CMStatistics 2022: Start Registration
View Submission - CMStatistics
B1068
Title: Subspace independent component analysis: Finding clustering structures in a low dimensional space Authors:  Jeffrey Durieux - Erasmus University (Netherlands) [presenting]
Abstract: K-means is an often-used clustering method. However, applying K-means to a data set may fail to uncover clusters due to presence of masking variables and the curse of dimensionality. A commonly used workaround is to apply PCA to the data prior to performing cluster analysis, a practice called Tandem Analysis (TA). A vulnerability of TA is that PCA does not guarantee to preserve the cluster structure present in the original data, jeopardizing the usefulness of subsequent cluster analysis.
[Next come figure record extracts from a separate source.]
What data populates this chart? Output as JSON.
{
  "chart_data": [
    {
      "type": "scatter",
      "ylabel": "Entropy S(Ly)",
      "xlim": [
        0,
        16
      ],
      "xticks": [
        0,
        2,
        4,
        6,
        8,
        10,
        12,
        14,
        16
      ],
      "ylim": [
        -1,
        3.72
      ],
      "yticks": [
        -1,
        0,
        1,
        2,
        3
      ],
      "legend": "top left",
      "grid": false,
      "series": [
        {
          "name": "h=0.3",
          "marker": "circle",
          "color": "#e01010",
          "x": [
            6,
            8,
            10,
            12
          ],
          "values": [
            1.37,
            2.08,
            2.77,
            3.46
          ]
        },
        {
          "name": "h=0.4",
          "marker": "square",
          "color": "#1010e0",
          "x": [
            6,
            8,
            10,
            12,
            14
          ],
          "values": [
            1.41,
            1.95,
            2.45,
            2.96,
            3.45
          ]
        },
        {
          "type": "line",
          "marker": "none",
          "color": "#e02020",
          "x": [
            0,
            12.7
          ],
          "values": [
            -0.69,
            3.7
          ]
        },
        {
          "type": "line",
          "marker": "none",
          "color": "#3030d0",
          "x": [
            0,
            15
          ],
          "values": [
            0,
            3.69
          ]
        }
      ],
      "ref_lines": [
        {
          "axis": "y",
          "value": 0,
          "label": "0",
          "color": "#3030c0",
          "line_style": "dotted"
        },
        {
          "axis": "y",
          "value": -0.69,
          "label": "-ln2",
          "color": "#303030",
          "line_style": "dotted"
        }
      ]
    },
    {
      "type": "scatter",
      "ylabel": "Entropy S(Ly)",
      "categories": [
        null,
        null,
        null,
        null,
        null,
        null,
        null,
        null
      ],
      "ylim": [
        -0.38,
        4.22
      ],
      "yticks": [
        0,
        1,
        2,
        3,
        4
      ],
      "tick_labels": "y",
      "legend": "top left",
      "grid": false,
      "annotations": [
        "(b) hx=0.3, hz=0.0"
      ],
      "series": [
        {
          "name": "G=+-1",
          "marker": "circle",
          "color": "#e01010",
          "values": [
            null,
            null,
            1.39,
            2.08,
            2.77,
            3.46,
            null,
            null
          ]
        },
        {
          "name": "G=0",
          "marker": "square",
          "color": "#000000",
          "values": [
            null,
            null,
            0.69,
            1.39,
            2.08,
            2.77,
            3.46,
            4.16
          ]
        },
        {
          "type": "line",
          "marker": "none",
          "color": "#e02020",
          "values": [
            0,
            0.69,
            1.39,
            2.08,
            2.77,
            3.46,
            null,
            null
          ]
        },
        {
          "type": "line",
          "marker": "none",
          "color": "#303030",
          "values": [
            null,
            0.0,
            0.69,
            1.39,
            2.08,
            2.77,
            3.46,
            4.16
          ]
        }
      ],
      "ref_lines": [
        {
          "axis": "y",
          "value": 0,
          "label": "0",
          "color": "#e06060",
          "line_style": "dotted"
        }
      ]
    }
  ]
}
Multiple authors have provided procedures that reduce the dimensionality of a data set and perform cluster analysis on the reduced data, all aiming to find suitable low-dimensional representations of data while also keeping cluster structures intact. We present a novel approach to reducing dimensionality and performing cluster analysis on the low dimensional representation of the data called Subspace Independent Component Analysis (SICA). The method is described and thoroughly tested in systematically manipulated simulation studies where we compare it to related methods. Results show that SICA is a fast procedure that extracts components from the data that preserve cluster structures, but that performance depends on characteristics of the data. In addition, the correctness of the clusterings obtained through SICA is high, although it does not always outperform currently available methods.